Telatoani risque un sourire à Murphy qui le lui rend. Les deux militaires, opposés en bien des points, se réunissent au moins sur la façon qu'ont les externes à patauger sur les détails de leurs opérations. Tuttle-Haya, sous les regards interloqués des deux baroudeurs, cherche dans son sac un enregistreur qu'il place sur le bureau blanc émail du Commandant. Il chipote encore quelques minutes pour préparer ses affaires, à savoir de quoi noter, une connexion câblée au réseau local et un verre d'eau qu'il agrémente de vitamines orange vif.
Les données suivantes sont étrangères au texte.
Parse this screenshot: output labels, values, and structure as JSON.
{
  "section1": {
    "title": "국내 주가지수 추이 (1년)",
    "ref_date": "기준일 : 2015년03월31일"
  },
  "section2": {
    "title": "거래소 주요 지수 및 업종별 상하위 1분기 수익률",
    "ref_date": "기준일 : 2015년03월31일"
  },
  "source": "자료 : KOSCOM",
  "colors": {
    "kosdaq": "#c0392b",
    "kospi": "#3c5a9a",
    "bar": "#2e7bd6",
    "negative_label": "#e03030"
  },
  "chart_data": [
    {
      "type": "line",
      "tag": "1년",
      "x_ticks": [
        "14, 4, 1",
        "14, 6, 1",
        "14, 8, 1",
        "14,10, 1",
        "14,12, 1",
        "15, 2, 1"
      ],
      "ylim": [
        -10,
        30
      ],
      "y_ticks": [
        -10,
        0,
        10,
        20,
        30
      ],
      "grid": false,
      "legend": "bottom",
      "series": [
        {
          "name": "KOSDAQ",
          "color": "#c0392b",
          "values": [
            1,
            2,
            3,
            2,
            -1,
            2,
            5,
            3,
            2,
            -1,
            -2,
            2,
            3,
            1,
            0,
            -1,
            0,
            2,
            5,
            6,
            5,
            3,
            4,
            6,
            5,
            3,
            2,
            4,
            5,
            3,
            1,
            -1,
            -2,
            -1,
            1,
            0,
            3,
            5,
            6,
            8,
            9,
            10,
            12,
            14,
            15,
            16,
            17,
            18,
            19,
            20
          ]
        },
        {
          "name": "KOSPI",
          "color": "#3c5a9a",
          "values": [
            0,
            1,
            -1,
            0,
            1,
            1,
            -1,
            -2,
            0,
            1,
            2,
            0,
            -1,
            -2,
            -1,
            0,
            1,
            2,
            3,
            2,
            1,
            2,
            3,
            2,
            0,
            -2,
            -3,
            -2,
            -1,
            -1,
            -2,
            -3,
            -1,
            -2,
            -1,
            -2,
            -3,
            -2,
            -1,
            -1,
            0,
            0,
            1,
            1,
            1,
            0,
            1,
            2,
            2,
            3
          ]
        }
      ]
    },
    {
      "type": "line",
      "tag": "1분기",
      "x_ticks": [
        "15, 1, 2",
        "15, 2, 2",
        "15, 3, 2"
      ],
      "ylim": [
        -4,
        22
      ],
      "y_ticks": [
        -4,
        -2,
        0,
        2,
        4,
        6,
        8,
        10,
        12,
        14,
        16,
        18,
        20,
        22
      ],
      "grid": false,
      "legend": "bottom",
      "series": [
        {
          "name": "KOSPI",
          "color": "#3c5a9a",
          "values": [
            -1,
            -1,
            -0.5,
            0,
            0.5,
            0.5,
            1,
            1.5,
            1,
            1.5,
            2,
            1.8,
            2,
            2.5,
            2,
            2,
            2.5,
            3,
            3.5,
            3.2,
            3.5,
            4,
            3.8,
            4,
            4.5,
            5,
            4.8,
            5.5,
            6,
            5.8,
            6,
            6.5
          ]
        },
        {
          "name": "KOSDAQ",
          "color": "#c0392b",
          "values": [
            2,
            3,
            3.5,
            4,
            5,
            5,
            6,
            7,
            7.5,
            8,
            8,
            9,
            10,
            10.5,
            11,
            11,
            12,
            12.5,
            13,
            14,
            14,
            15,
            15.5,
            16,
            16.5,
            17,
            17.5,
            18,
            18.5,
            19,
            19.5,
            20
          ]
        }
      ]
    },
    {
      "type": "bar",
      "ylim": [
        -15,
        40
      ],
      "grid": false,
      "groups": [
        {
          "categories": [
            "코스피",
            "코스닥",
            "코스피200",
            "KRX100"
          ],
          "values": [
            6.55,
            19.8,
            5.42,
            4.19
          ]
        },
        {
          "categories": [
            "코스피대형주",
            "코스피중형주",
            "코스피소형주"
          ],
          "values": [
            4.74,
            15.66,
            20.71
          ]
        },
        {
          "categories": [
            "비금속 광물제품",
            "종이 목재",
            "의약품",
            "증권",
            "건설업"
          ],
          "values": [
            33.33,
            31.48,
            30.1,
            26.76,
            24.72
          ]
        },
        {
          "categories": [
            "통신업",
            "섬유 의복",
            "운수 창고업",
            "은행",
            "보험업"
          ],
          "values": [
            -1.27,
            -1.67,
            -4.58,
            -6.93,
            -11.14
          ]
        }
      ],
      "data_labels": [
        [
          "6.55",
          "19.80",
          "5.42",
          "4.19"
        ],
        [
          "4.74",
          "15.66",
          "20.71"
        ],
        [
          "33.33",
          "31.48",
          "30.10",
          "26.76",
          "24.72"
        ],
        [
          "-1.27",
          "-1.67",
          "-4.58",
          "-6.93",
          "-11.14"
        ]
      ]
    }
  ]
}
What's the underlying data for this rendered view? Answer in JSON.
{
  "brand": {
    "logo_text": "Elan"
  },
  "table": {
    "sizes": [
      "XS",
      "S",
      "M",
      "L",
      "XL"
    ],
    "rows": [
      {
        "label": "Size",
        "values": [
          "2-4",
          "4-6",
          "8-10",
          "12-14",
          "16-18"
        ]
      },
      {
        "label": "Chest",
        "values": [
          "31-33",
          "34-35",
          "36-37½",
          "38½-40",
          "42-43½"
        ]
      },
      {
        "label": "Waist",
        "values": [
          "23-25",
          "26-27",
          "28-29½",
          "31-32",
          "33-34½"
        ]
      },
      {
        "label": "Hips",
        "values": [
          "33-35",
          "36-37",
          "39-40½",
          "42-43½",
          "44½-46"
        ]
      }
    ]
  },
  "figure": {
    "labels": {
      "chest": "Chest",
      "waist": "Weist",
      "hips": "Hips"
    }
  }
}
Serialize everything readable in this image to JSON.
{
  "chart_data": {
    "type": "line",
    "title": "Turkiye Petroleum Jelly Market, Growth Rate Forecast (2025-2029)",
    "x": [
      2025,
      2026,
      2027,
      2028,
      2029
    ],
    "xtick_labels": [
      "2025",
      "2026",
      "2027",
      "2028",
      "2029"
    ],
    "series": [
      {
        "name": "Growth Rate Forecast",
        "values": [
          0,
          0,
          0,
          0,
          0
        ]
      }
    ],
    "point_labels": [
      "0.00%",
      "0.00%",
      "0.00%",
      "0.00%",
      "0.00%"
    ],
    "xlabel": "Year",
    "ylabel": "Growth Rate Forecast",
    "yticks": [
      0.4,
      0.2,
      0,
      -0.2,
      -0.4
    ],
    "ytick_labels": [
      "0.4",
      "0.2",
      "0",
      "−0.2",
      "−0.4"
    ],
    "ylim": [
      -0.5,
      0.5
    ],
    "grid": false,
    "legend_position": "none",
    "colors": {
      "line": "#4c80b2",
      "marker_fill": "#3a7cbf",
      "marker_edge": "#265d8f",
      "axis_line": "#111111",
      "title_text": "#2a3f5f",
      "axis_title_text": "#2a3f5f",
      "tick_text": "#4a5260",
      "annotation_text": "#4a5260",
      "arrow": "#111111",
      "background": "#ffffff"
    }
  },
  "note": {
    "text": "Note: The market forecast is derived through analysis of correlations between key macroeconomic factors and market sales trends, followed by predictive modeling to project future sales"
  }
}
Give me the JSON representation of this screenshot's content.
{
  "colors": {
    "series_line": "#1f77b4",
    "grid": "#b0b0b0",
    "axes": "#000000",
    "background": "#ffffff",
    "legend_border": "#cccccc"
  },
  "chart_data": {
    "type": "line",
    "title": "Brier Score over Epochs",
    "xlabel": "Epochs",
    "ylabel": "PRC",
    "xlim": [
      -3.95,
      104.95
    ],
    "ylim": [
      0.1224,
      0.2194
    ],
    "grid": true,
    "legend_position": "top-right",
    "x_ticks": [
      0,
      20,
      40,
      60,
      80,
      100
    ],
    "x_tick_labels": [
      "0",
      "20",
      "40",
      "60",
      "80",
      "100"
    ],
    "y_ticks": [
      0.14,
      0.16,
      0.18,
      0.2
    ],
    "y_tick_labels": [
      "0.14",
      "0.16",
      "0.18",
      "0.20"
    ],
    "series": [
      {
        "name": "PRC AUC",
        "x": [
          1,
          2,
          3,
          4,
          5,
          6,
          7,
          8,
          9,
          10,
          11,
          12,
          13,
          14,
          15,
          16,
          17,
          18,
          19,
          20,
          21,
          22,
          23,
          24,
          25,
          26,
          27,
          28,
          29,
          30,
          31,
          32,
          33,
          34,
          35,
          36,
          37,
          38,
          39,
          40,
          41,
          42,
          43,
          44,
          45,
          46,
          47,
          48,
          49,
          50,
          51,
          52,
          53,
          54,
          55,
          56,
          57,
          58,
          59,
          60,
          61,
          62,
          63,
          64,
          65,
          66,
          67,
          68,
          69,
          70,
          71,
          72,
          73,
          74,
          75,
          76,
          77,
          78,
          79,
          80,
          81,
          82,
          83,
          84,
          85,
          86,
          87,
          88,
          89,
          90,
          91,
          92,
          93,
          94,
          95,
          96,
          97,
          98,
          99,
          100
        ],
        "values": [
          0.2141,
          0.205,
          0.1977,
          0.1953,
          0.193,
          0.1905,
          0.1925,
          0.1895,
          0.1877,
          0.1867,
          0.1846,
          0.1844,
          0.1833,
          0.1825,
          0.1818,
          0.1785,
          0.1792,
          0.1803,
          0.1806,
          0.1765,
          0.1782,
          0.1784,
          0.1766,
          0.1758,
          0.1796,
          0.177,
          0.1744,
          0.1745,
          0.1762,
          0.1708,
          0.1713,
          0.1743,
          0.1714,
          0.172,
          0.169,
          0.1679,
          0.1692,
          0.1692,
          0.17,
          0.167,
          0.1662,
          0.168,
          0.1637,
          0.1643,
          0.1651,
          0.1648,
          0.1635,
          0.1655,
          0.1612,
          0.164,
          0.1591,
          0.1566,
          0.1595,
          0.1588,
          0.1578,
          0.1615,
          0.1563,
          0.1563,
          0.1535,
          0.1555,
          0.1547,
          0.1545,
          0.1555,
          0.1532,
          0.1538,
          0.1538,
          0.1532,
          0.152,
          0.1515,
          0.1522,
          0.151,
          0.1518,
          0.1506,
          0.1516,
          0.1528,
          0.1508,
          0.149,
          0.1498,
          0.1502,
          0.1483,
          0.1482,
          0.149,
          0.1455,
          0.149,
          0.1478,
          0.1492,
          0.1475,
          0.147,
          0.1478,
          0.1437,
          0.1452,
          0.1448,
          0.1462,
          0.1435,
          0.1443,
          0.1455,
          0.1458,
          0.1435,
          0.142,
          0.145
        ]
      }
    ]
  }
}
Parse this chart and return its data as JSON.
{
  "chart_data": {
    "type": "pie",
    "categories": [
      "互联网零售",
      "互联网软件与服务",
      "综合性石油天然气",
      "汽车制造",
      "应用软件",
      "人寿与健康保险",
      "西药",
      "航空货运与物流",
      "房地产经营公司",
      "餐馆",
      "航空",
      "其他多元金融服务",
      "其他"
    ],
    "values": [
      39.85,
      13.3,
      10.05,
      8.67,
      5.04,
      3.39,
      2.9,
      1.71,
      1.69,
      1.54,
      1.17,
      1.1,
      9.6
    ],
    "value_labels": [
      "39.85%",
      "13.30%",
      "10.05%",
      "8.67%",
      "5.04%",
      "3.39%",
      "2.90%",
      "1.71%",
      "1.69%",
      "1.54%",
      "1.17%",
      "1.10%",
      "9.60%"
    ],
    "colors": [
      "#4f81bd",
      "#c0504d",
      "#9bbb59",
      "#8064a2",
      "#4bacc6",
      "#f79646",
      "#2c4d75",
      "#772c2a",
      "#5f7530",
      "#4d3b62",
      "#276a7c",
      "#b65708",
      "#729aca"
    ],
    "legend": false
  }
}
« On peut savoir ce que vous faites ? reproche le Commandant
— Nous avons peu de temps pour préparer ce dossier et il me faut de la matière à travailler d'ici demain. J'aimerais au moins un rapport sur cette opération. Le vôtre, Sous-lieutenant. Il me servira de base pour les autres et, au moins, j'y verrai plus clair. Eh puis...vous savez...mieux vaut poser les questions stupides ici et maintenant que face aux brigadiers, non ?......Non ? »
Le manque d'assurance de l'avocat détend les soldats. Alors que Barad hoche positivement de la tête et rassemble les souvenirs de sa mission, Telatoani prend trois verres dans son armoire qu'il baigne d'un alcool jaune et glacé.
« Messieurs, accordons nos violons. Monsieur Tuttle-Haya, vous serez sympathique de ne mentionner ce breuvage nulle part. Nous avons tous consommé de l'eau sucrée durant cet entretien. Le bureau est verrouillé et nous avons boisson et musique pour agrémenter toutes les pauses de ce long et complet rapport. Murphy, vous commencez quand vous le voulez. »
Tuttle-Haya attend son signal. Barad vérifie sa posture sur son siège, ne doutant pas qu'il devra se lever avant la fin de l'exercice pour se dégourdir les jambes. Il trempe les lèvres dans la liqueur au goût de banane. Délicieux. Deux lentes expirations plus tard, il fait signe à l'avocat de commencer l'enregistrement.